After a few hours, it's fair to say my mind is totally blown, and so is Eli 20.11s. It's incredible, and I'm not even using 1% o the capacity of this tool, because I know so little. 

Basically, you use keywords to generate art.

They could be simple, like "giraffe in desert," or incredibly complex, like "render of a futuristic Time Machine, blue fog ,dark, YELLOW LIGHTNING energy, epic, steampunk, metal, wood, presented nicely, rendered in octane, realistic, film grain, 35mm, 1600 ISO, Sony a7riv, 8k, unreal engine, dark arts, mythical, surreal. cinematic by Tsutomu Nihei ::Photoreal, Hyper real, ultra real, ambient occulsion, anti-aliasing, tessellation, volumetric lighting, dark, high contrast, sub-surface scattering."

I actually cut a few lines from that second description. It went on forever. 

The program will generate four versions of the image, and you can choose to upscale any of them (adding detail). You can also choose to generate up to four variations of one of the images. It's fascinating to watch people on the server refining an image in real-time. 

I thought of Gloria, who loved Frida Kahlo, and typed in "Charon ferrying souls across the river Styx in the style of Frida Kahlo." After a little upscaling, this was the result:

Interesting, but not great. Striking, though. 
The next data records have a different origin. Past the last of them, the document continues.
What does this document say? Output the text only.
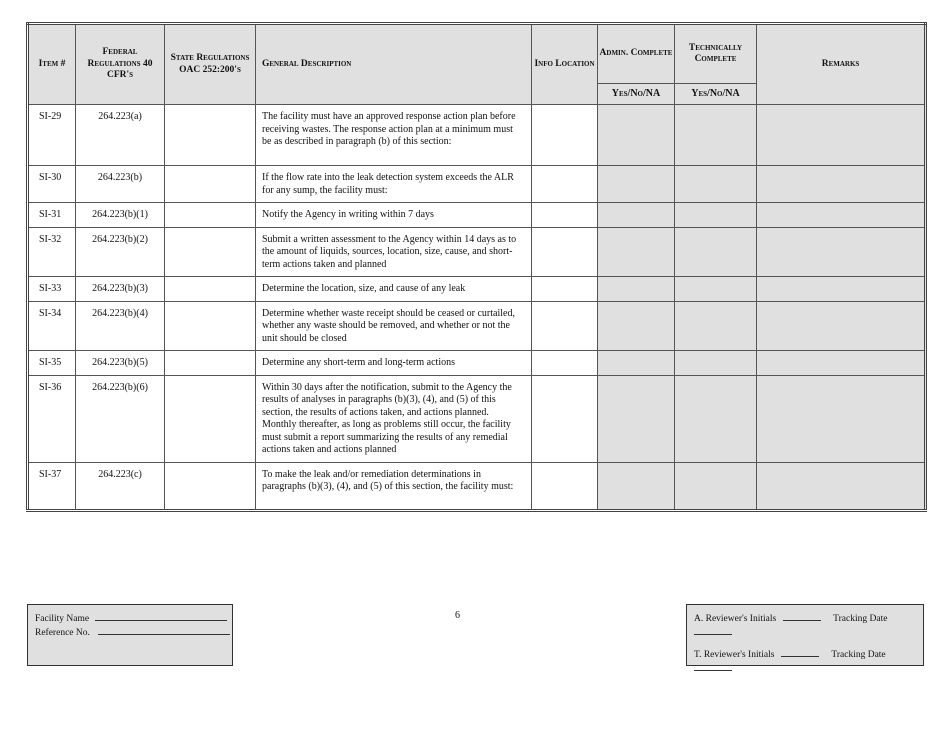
Item #	Federal Regulations 40 CFR's	State Regulations OAC 252:200's	General Description	Info Location	Admin. Complete	Technically Complete	Remarks
					Yes/No/NA	Yes/No/NA	
SI-29	264.223(a)		The facility must have an approved response action plan before receiving wastes. The response action plan at a minimum must be as described in paragraph (b) of this section:				
SI-30	264.223(b)		If the flow rate into the leak detection system exceeds the ALR for any sump, the facility must:				
SI-31	264.223(b)(1)		Notify the Agency in writing within 7 days				
SI-32	264.223(b)(2)		Submit a written assessment to the Agency within 14 days as to the amount of liquids, sources, location, size, cause, and short-term actions taken and planned				
SI-33	264.223(b)(3)		Determine the location, size, and cause of any leak				
SI-34	264.223(b)(4)		Determine whether waste receipt should be ceased or curtailed, whether any waste should be removed, and whether or not the unit should be closed				
SI-35	264.223(b)(5)		Determine any short-term and long-term actions				
SI-36	264.223(b)(6)		Within 30 days after the notification, submit to the Agency the results of analyses in paragraphs (b)(3), (4), and (5) of this section, the results of actions taken, and actions planned. Monthly thereafter, as long as problems still occur, the facility must submit a report summarizing the results of any remedial actions taken and actions planned				
SI-37	264.223(c)		To make the leak and/or remediation determinations in paragraphs (b)(3), (4), and (5) of this section, the facility must:				
Facility Name
Reference No.
6	A. Reviewer's Initials	Tracking Date
T. Reviewer's Initials	Tracking Date
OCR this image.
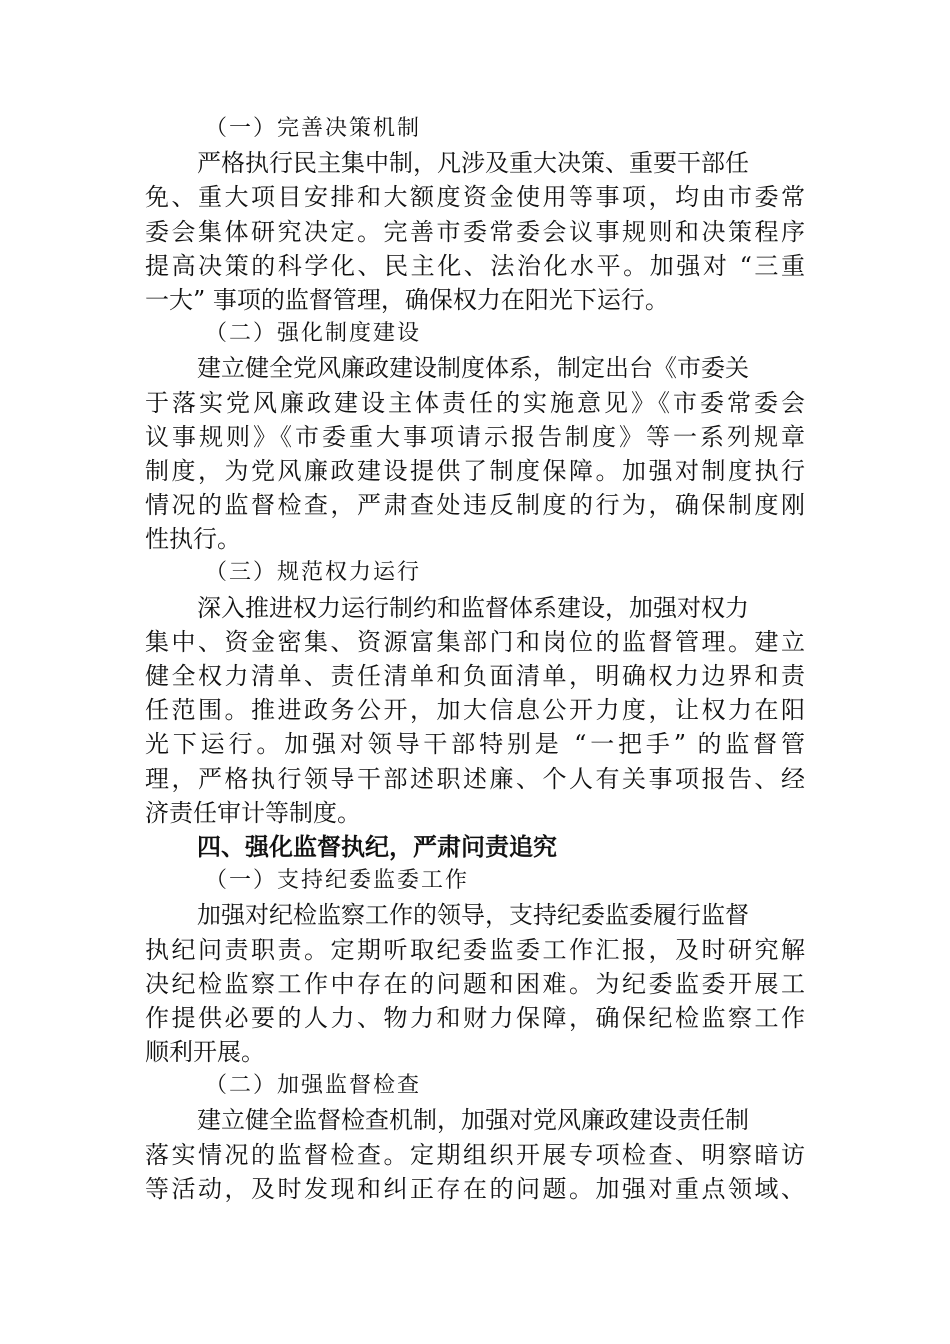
（一）完善决策机制
严格执行民主集中制，凡涉及重大决策、重要干部任
免、重大项目安排和大额度资金使用等事项，均由市委常
委会集体研究决定。完善市委常委会议事规则和决策程序
提高决策的科学化、民主化、法治化水平。加强对 “三重
一大” 事项的监督管理，确保权力在阳光下运行。
（二）强化制度建设
建立健全党风廉政建设制度体系，制定出台《市委关
于落实党风廉政建设主体责任的实施意见》《市委常委会
议事规则》《市委重大事项请示报告制度》等一系列规章
制度，为党风廉政建设提供了制度保障。加强对制度执行
情况的监督检查，严肃查处违反制度的行为，确保制度刚
性执行。
（三）规范权力运行
深入推进权力运行制约和监督体系建设，加强对权力
集中、资金密集、资源富集部门和岗位的监督管理。建立
健全权力清单、责任清单和负面清单，明确权力边界和责
任范围。推进政务公开，加大信息公开力度，让权力在阳
光下运行。加强对领导干部特别是 “一把手” 的监督管
理，严格执行领导干部述职述廉、个人有关事项报告、经
济责任审计等制度。
四、强化监督执纪，严肃问责追究
（一）支持纪委监委工作
加强对纪检监察工作的领导，支持纪委监委履行监督
执纪问责职责。定期听取纪委监委工作汇报，及时研究解
决纪检监察工作中存在的问题和困难。为纪委监委开展工
作提供必要的人力、物力和财力保障，确保纪检监察工作
顺利开展。
（二）加强监督检查
建立健全监督检查机制，加强对党风廉政建设责任制
落实情况的监督检查。定期组织开展专项检查、明察暗访
等活动，及时发现和纠正存在的问题。加强对重点领域、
This next one, though, is off the charts. Eli 20.11 put in "giraffe in the style of mad max," refined the result, and got this:

I love how the giraffe and the car are merged. Pasting the image into the blog makes it lose a little of its vibrancy, but the full size version is incredibly striking. Here's another one of Eli's:

What's most amazing about this is we both generated these images after barely even knowing how the program works. I've watched people who have a strong grasp of the program's potential generate stunning images. I honestly would not be able to distinguish them from "real" art.